Geostrophic wind
The geostrophic wind is the theoretical wind speed where the pressure-gradient force and Coriolis force are in balance. Found approximately in the free atmosphere above the friction layer (above ~3000 ft AGL).
Source: WMO Guide; AMS Glossary of Meteorology; FAA-H-8083-25B PHAK.
Force balance
- Pressure gradient force (PGF): from high to low pressure, perpendicular to isobars.
- Coriolis force: perpendicular to motion, to the right in the Northern Hemisphere (NH).
In balance: wind flows parallel to isobars, low to the left (NH).
Formula (simplified)
V_geostrophic = (1 / ρ × f) × (Δp / Δn)
- ρ = air density
- f = Coriolis parameter (= 2 Ω sin(latitude))

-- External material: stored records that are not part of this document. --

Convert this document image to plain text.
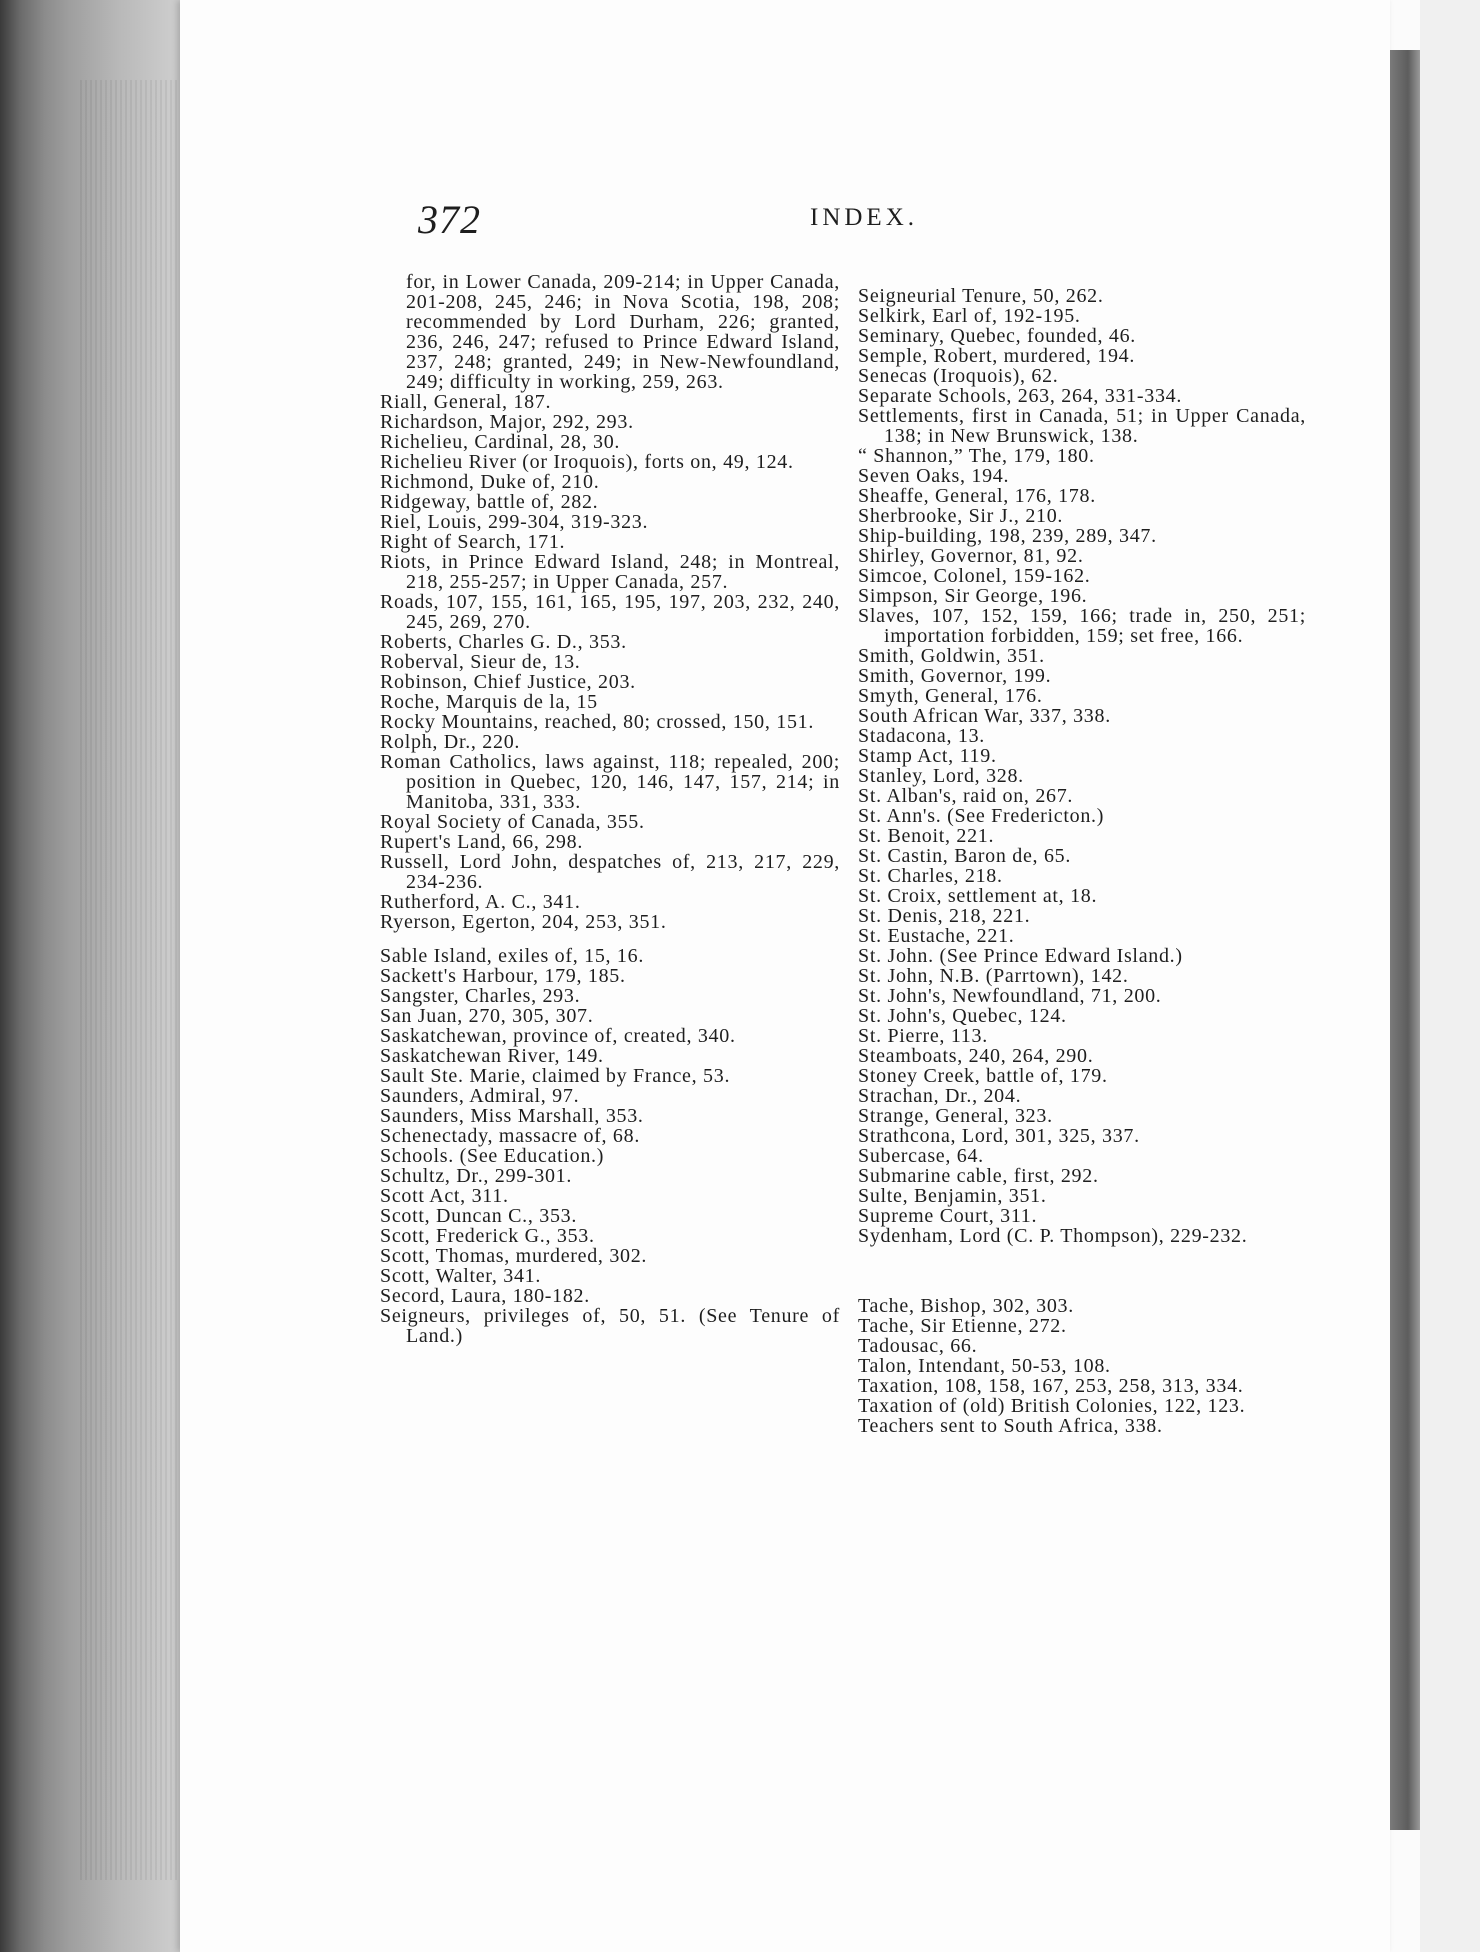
372	INDEX.
for, in Lower Canada, 209-214; in Upper Canada, 201-208, 245, 246; in Nova Scotia, 198, 208; recommended by Lord Durham, 226; granted, 236, 246, 247; refused to Prince Edward Island, 237, 248; granted, 249; in New-Newfoundland, 249; difficulty in working, 259, 263.
Riall, General, 187.
Richardson, Major, 292, 293.
Richelieu, Cardinal, 28, 30.
Richelieu River (or Iroquois), forts on, 49, 124.
Richmond, Duke of, 210.
Ridgeway, battle of, 282.
Riel, Louis, 299-304, 319-323.
Right of Search, 171.
Riots, in Prince Edward Island, 248; in Montreal, 218, 255-257; in Upper Canada, 257.
Roads, 107, 155, 161, 165, 195, 197, 203, 232, 240, 245, 269, 270.
Roberts, Charles G. D., 353.
Roberval, Sieur de, 13.
Robinson, Chief Justice, 203.
Roche, Marquis de la, 15
Rocky Mountains, reached, 80; crossed, 150, 151.
Rolph, Dr., 220.
Roman Catholics, laws against, 118; repealed, 200; position in Quebec, 120, 146, 147, 157, 214; in Manitoba, 331, 333.
Royal Society of Canada, 355.
Rupert's Land, 66, 298.
Russell, Lord John, despatches of, 213, 217, 229, 234-236.
Rutherford, A. C., 341.
Ryerson, Egerton, 204, 253, 351.
Sable Island, exiles of, 15, 16.
Sackett's Harbour, 179, 185.
Sangster, Charles, 293.
San Juan, 270, 305, 307.
Saskatchewan, province of, created, 340.
Saskatchewan River, 149.
Sault Ste. Marie, claimed by France, 53.
Saunders, Admiral, 97.
Saunders, Miss Marshall, 353.
Schenectady, massacre of, 68.
Schools. (See Education.)
Schultz, Dr., 299-301.
Scott Act, 311.
Scott, Duncan C., 353.
Scott, Frederick G., 353.
Scott, Thomas, murdered, 302.
Scott, Walter, 341.
Secord, Laura, 180-182.
Seigneurs, privileges of, 50, 51. (See Tenure of Land.)
Seigneurial Tenure, 50, 262.
Selkirk, Earl of, 192-195.
Seminary, Quebec, founded, 46.
Semple, Robert, murdered, 194.
Senecas (Iroquois), 62.
Separate Schools, 263, 264, 331-334.
Settlements, first in Canada, 51; in Upper Canada, 138; in New Brunswick, 138.
“ Shannon,” The, 179, 180.
Seven Oaks, 194.
Sheaffe, General, 176, 178.
Sherbrooke, Sir J., 210.
Ship-building, 198, 239, 289, 347.
Shirley, Governor, 81, 92.
Simcoe, Colonel, 159-162.
Simpson, Sir George, 196.
Slaves, 107, 152, 159, 166; trade in, 250, 251; importation forbidden, 159; set free, 166.
Smith, Goldwin, 351.
Smith, Governor, 199.
Smyth, General, 176.
South African War, 337, 338.
Stadacona, 13.
Stamp Act, 119.
Stanley, Lord, 328.
St. Alban's, raid on, 267.
St. Ann's. (See Fredericton.)
St. Benoit, 221.
St. Castin, Baron de, 65.
St. Charles, 218.
St. Croix, settlement at, 18.
St. Denis, 218, 221.
St. Eustache, 221.
St. John. (See Prince Edward Island.)
St. John, N.B. (Parrtown), 142.
St. John's, Newfoundland, 71, 200.
St. John's, Quebec, 124.
St. Pierre, 113.
Steamboats, 240, 264, 290.
Stoney Creek, battle of, 179.
Strachan, Dr., 204.
Strange, General, 323.
Strathcona, Lord, 301, 325, 337.
Subercase, 64.
Submarine cable, first, 292.
Sulte, Benjamin, 351.
Supreme Court, 311.
Sydenham, Lord (C. P. Thompson), 229-232.
Tache, Bishop, 302, 303.
Tache, Sir Etienne, 272.
Tadousac, 66.
Talon, Intendant, 50-53, 108.
Taxation, 108, 158, 167, 253, 258, 313, 334.
Taxation of (old) British Colonies, 122, 123.
Teachers sent to South Africa, 338.
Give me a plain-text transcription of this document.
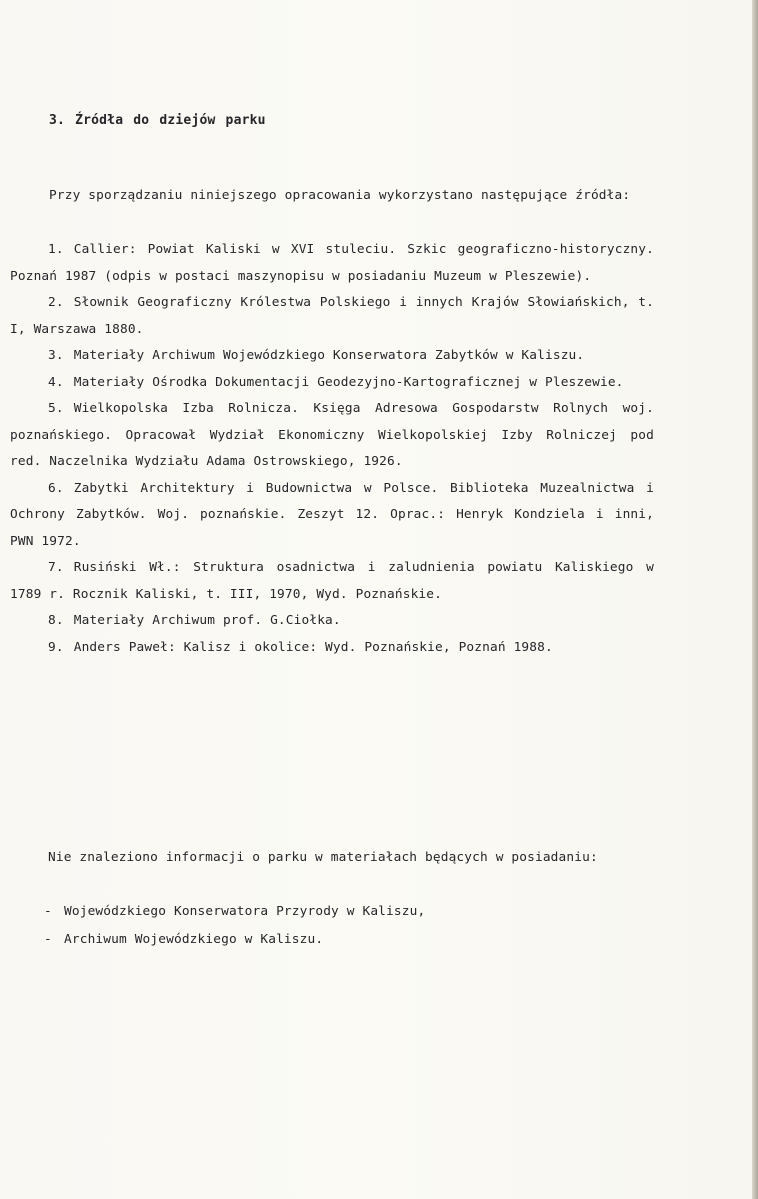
3. Źródła do dziejów parku
Przy sporządzaniu niniejszego opracowania wykorzystano następujące źródła:
1. Callier: Powiat Kaliski w XVI stuleciu. Szkic geograficzno-historyczny. Poznań 1987 (odpis w postaci maszynopisu w posiadaniu Muzeum w Pleszewie).
2. Słownik Geograficzny Królestwa Polskiego i innych Krajów Słowiańskich, t. I, Warszawa 1880.
3. Materiały Archiwum Wojewódzkiego Konserwatora Zabytków w Kaliszu.
4. Materiały Ośrodka Dokumentacji Geodezyjno-Kartograficznej w Pleszewie.
5. Wielkopolska Izba Rolnicza. Księga Adresowa Gospodarstw Rolnych woj. poznańskiego. Opracował Wydział Ekonomiczny Wielkopolskiej Izby Rolniczej pod red. Naczelnika Wydziału Adama Ostrowskiego, 1926.
6. Zabytki Architektury i Budownictwa w Polsce. Biblioteka Muzealnictwa i Ochrony Zabytków. Woj. poznańskie. Zeszyt 12. Oprac.: Henryk Kondziela i inni, PWN 1972.
7. Rusiński Wł.: Struktura osadnictwa i zaludnienia powiatu Kaliskiego w 1789 r. Rocznik Kaliski, t. III, 1970, Wyd. Poznańskie.
8. Materiały Archiwum prof. G.Ciołka.
9. Anders Paweł: Kalisz i okolice: Wyd. Poznańskie, Poznań 1988.
Nie znaleziono informacji o parku w materiałach będących w posiadaniu:
- Wojewódzkiego Konserwatora Przyrody w Kaliszu,
- Archiwum Wojewódzkiego w Kaliszu.
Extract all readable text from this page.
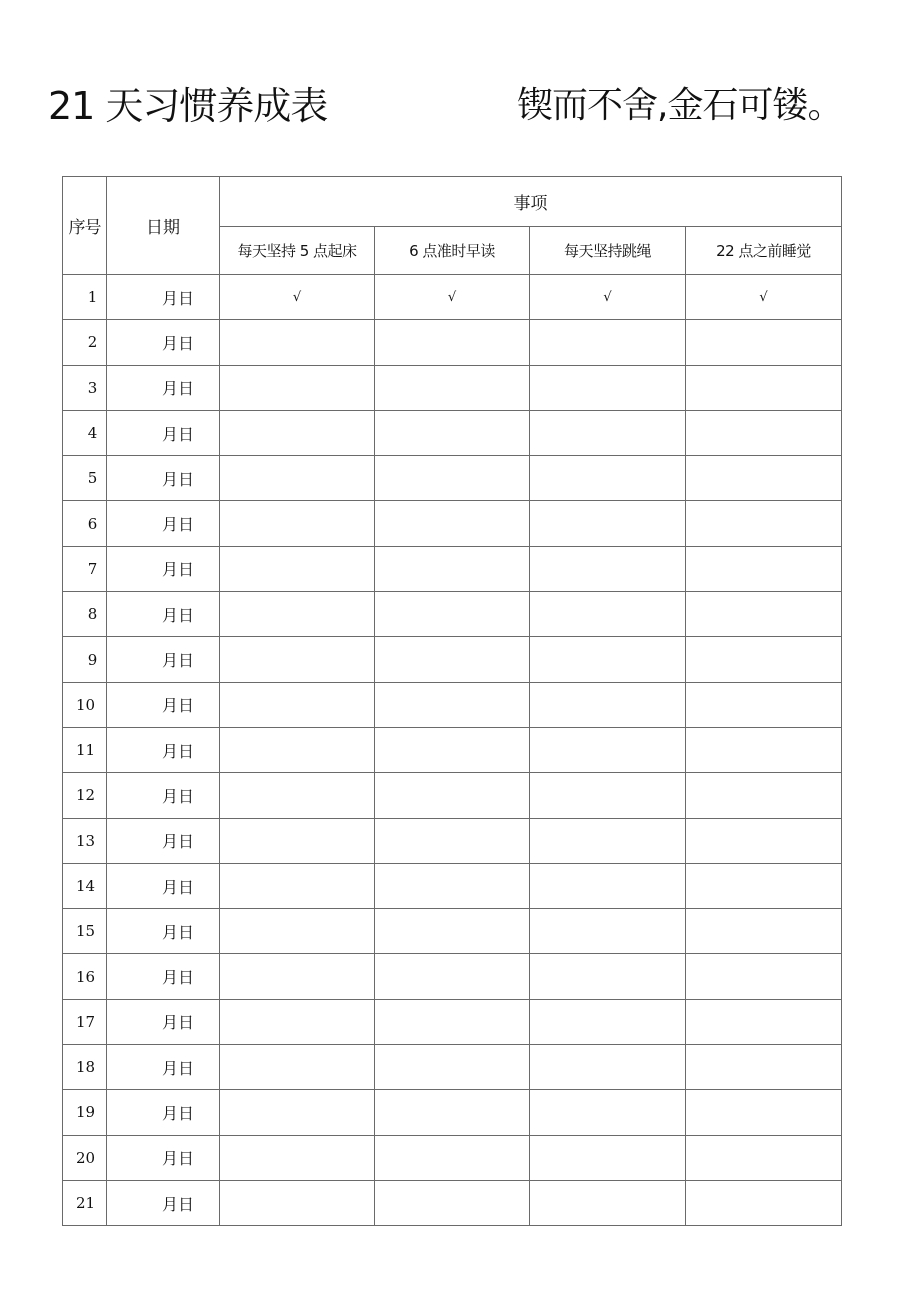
21 天习惯养成表	锲而不舍,金石可镂。
序号	日期	事项			
		每天坚持 5 点起床	6 点准时早读	每天坚持跳绳	22 点之前睡觉
1	月日	√	√	√	√
2	月日				
3	月日				
4	月日				
5	月日				
6	月日				
7	月日				
8	月日				
9	月日				
10	月日				
11	月日				
12	月日				
13	月日				
14	月日				
15	月日				
16	月日				
17	月日				
18	月日				
19	月日				
20	月日				
21	月日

- Δp/Δn = pressure gradient perpendicular to isobars
→ Stronger pressure gradient = stronger geostrophic wind. → Higher latitude = stronger Coriolis effect = weaker geostrophic wind at same gradient.
Veering vs backing
- Veering: wind turns clockwise (e.g. south → SW → west → NW).
- Backing: wind turns counter-clockwise.
Veering with height — friction layer
In the Northern Hemisphere, wind direction veers (turns clockwise) and speed increases with height from the surface up to the top of the friction layer due to decreasing frictional influence allowing closer alignment with geostrophic flow:
- At the surface: wind slowed by friction and deflected toward low (over land up to 45° off the isobar direction).
- At ~3000 ft AGL: friction minimal → nearly geostrophic (parallel to isobars).
- Transition: gradual turn + speed increase.
Practical application
- WINTEM chart gives the geostrophic wind at various pressure levels.
- The pilot derives the surface-wind component from the geostrophic wind considering the friction layer.